With respect to potential differential efficacy of PTNS vs sham, although there were isolated risk factors that met the significance criteria in our analyses, they were not consistent across our outcome measures or differential response thresholds. As such, our study failed to identify clinically meaningful differences in the application of PTNS to any subgroup of women with ABL. Notably, however, this analysis was exploratory in nature, did not include qualitative assessments and the study was not designed or powered to find differences in response between subgroups. Additionally, this study did not perform sophisticated characterization of anal sphincter defects, rectal tone, and compliance or pudendal neuropathy.
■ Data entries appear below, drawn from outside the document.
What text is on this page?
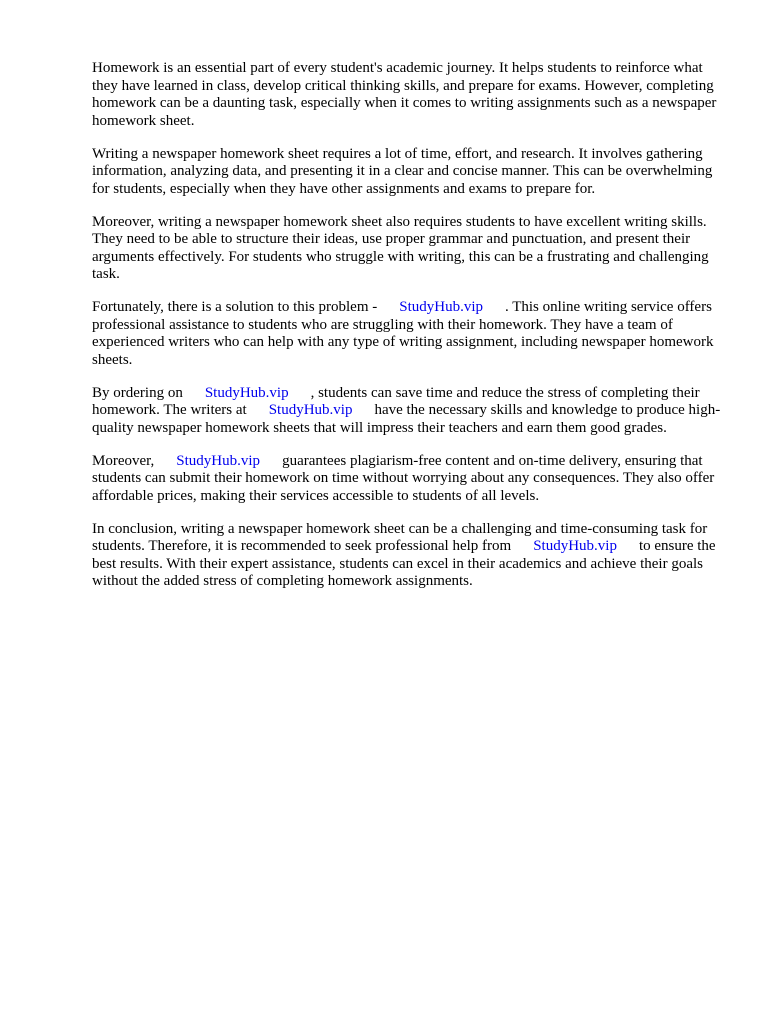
Homework is an essential part of every student's academic journey. It helps students to reinforce what they have learned in class, develop critical thinking skills, and prepare for exams. However, completing homework can be a daunting task, especially when it comes to writing assignments such as a newspaper homework sheet.

Writing a newspaper homework sheet requires a lot of time, effort, and research. It involves gathering information, analyzing data, and presenting it in a clear and concise manner. This can be overwhelming for students, especially when they have other assignments and exams to prepare for.

Moreover, writing a newspaper homework sheet also requires students to have excellent writing skills. They need to be able to structure their ideas, use proper grammar and punctuation, and present their arguments effectively. For students who struggle with writing, this can be a frustrating and challenging task.

Fortunately, there is a solution to this problem - StudyHub.vip . This online writing service offers professional assistance to students who are struggling with their homework. They have a team of experienced writers who can help with any type of writing assignment, including newspaper homework sheets.

By ordering on StudyHub.vip , students can save time and reduce the stress of completing their homework. The writers at StudyHub.vip have the necessary skills and knowledge to produce high-quality newspaper homework sheets that will impress their teachers and earn them good grades.

Moreover, StudyHub.vip guarantees plagiarism-free content and on-time delivery, ensuring that students can submit their homework on time without worrying about any consequences. They also offer affordable prices, making their services accessible to students of all levels.

In conclusion, writing a newspaper homework sheet can be a challenging and time-consuming task for students. Therefore, it is recommended to seek professional help from StudyHub.vip to ensure the best results. With their expert assistance, students can excel in their academics and achieve their goals without the added stress of completing homework assignments.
Though not part of the NOTABLe study design, high-resolution anorectal manometry with rectal sensory and compliance testing may have helped to characterize individuals with affected rectal tone and compliance who may have differing responses to treatment. Additionally, NOTABLe did not ascertain through questionnaire or structured interview baseline obstructive defecation (OD) symptoms of difficulty with rectal evacuation, excessive straining, requirement for regular digitation, or a sensation of incomplete emptying. As such, we cannot support or refute the negative association between OD and PTNS treatment outcomes identified in a post-hoc subgroup analysis of the CONFIDeNT trial [11].
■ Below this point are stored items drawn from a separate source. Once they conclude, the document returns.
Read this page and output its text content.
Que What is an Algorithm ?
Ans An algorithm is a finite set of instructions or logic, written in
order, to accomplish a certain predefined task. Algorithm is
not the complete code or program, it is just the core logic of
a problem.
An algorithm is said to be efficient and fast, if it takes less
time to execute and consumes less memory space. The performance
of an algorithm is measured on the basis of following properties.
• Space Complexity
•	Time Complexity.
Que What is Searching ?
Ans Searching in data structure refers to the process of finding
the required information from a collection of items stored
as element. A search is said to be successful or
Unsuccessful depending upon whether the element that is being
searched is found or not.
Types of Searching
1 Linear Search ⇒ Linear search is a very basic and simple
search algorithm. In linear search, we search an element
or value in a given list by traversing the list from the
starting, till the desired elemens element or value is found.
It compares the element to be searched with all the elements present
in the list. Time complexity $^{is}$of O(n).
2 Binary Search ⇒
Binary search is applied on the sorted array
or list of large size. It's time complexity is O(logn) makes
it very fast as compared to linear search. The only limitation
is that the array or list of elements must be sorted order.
Our study findings are strengthened by the use of a large number of participants with uniform, validated data collection from a multicenter, randomized trial. However, given the inclusion criteria applied to the NOTABLe trial, the results are not generalizable to men or to individuals with less-severe ABL undergoing behavioral or pharmacological treatment. Fecal incontinence is known to have a significant impact on patient wellbeing and quality of life, but those influences are multifactorial and individualized [18]. Given the differential outcome experiences, as well as the heterogeneity in success outcomes demonstrated here and in other intervention studies [19], our findings further emphasize the importance of careful counseling to assess patient bother, as well as treatment goals and expectations. Further evaluation of existing novel outcome measures, including the Accident Bowel Leakage Evaluation [20] instrument as a potential outcome measure of treatment response, may help in the quest for the appropriate outcome assessment for ABL treatments.

Conclusion

Our data reinforce prior findings and fail to find consistent predictors of response to PTNS for the treatment of women with refractory ABL. However, these data do suggest that there remains substantial discordance in outcomes across the various current measures of fecal incontinence. Further assessment of optimal outcomes for ABL treatment is needed. These findings may subsequently benefit future investigations of interventions for ABL.